Melihat perkembangan yang ada, kini banyak perusahaan mulai memiliki
pandangan positif terhadap CSR. Pandangan ini bergeser dari cara pandang
underestimate bahkan ke overestimate. Jika pada masa lalu pandangan
terhadap CSR lebih banyak dipengaruhi Milton Friedman yang cenderung
”memusuhi” CSR. Kini, pandangan sejumlah perusahaan terhadap CSR lebih
positif, bahkan terkadang overestimate. Seakan-akan CSR adalah panacea
yang bisa menyembuhkan penyakit apa saja. Padahal, manfaat CSR terhadap
perusahaan tidaklah ”taken for granted” dan secara otomatis.
Dalam prakteknya, tidak semua yang dianggap positif oleh sebuah
perusahaan bisa dengan serta merta diadopsi oleh perusahaan lain,
termasuk pula dalam hal keberhasilan pengelolaan CSR ini. Pengalaman
sukses yang dianggap menguntungkan sebuah perusahaan harus benar-benar
dicermati secara empiris, benarkah bisa juga berlaku universal. Karena
lewat sejumlah peristiwa yang ada, ternyata bukti-bukti empiris yang ada
menunjukan bahwa kesuksesan pengelolaan CSR juga ternyata ada pada
kondisi-kondisi tertentu saja. Begitu ia di copy paste dalam kondisi
yang berbeda, ternyata hasilnya pun bisa berbeda.

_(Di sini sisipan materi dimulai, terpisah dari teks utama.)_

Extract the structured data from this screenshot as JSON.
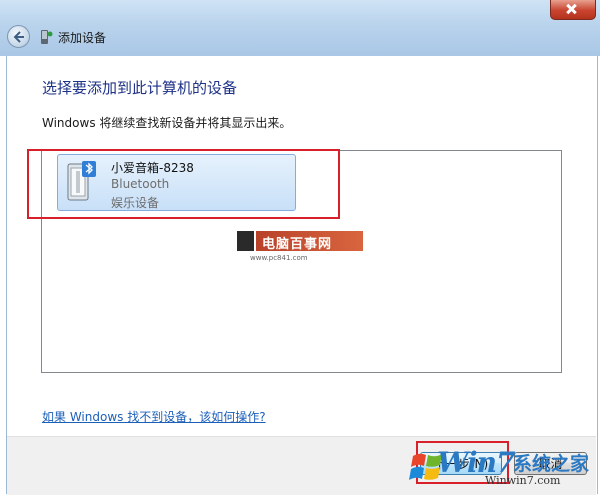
{
  "window": {
    "title": "添加设备"
  },
  "main": {
    "heading": "选择要添加到此计算机的设备",
    "subtext": "Windows 将继续查找新设备并将其显示出来。",
    "help_link": "如果 Windows 找不到设备，该如何操作?"
  },
  "devices": [
    {
      "name": "小爱音箱-8238",
      "type": "Bluetooth",
      "category": "娱乐设备",
      "icon": "speaker-device-icon"
    }
  ],
  "watermark": {
    "title": "电脑百事网",
    "url": "www.pc841.com"
  },
  "footer": {
    "next_label": "下一步(N)",
    "cancel_label": "取消"
  },
  "brand_watermark": {
    "text": "Win7",
    "cn": "系统之家",
    "url": "Winwin7.com"
  },
  "colors": {
    "heading": "#1e3287",
    "link": "#1c5fb8",
    "highlight_box": "#d8202b",
    "selected_tile": "#c8e0f8"
  }
}
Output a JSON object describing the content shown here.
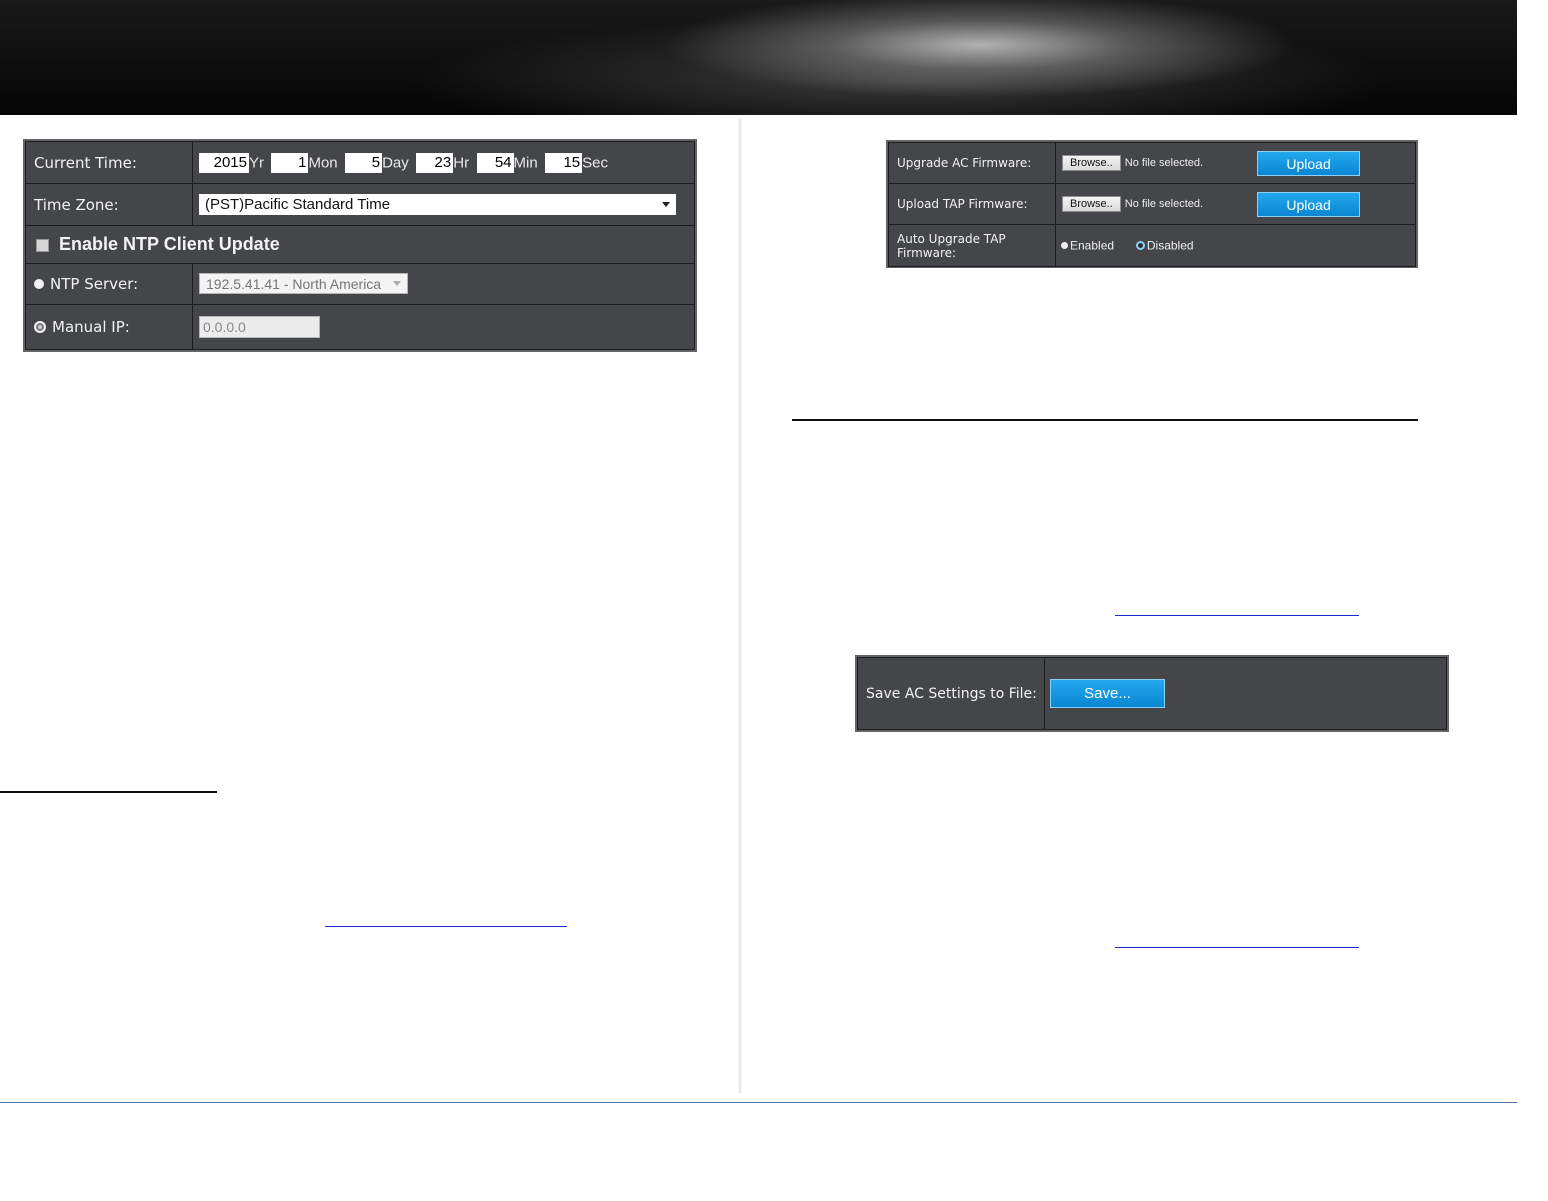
{
  "time_panel": {
    "current_time_label": "Current Time:",
    "year": "2015",
    "year_unit": "Yr",
    "month": "1",
    "month_unit": "Mon",
    "day": "5",
    "day_unit": "Day",
    "hour": "23",
    "hour_unit": "Hr",
    "minute": "54",
    "minute_unit": "Min",
    "second": "15",
    "second_unit": "Sec",
    "time_zone_label": "Time Zone:",
    "time_zone_value": "(PST)Pacific Standard Time",
    "ntp_enable_label": "Enable NTP Client Update",
    "ntp_server_label": "NTP Server:",
    "ntp_server_value": "192.5.41.41 - North America",
    "manual_ip_label": "Manual IP:",
    "manual_ip_value": "0.0.0.0"
  },
  "firmware_panel": {
    "upgrade_ac_label": "Upgrade AC Firmware:",
    "upload_tap_label": "Upload TAP Firmware:",
    "browse_label": "Browse..",
    "no_file_text": "No file selected.",
    "upload_label": "Upload",
    "auto_upgrade_label_line1": "Auto Upgrade TAP",
    "auto_upgrade_label_line2": "Firmware:",
    "enabled_label": "Enabled",
    "disabled_label": "Disabled"
  },
  "save_panel": {
    "label": "Save AC Settings to File:",
    "button_label": "Save..."
  },
  "colors": {
    "panel_bg": "#45464a",
    "button_blue": "#0a86d2",
    "link_blue": "#1a2bd6",
    "footer_line": "#4a77a8"
  }
}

CSR yang dilakukan perusahaan dalam kenyataannya merupakan wujud
berbagi kepedulian. Namun dalam implementasinya, sebuah perusahaan perlu
dengan cermat memastikan bagaimana pola dan metode yang akan
dilakukannya bisa sesuai dengan situasi dan kondisi yang ada. Terutama
dalam konteks ini bila menyangkut hal yang berkaitan dengan pemberdayaan
masyarakat. Sukses tidaknya pengelolaan CSR juga tergantung pada
bagaimana komunikasi dan pendekatan pihak perusahaan dengan masyarakat
penerima manfaat CSR.
Ada baiknya memang, perusahaan yang ingin mengimplementasikan CSR
mereka bisa mengajak pihak lain untuk melakukan agenda ini. Pihak lain
ini setidaknya merupakan para professional dalam hal implementasi
program CSR yang biasanya selama ini mereka berorientasi non profit.
Mereka dalam kenyataannya bisa saja NGO atau LSM yang memiliki legalitas
yang jelas dan berpengalaman menangani CSR. Fortopolio mereka juga
harus dilihat, bagaimana kiprahnya selama ini dan dengan siapa saja
mereka telah bekerja.
Dengan menggandeng pihak profesional, perusahaan bisa fokus pada
pengawasan program serta evaluasinya. Dengan fokus pada evaluasi yang
ada, perusahaan bisa dengan cepat mengambil keputusan, apakah dinilai
berhasil atau gagal. Dengan demikian para pengambil kebijakan akan
dengan mudah dan cepat pula mengambil kebijakan programnya akan
diperbesar skalanya atau malah dihentikan sama sekali.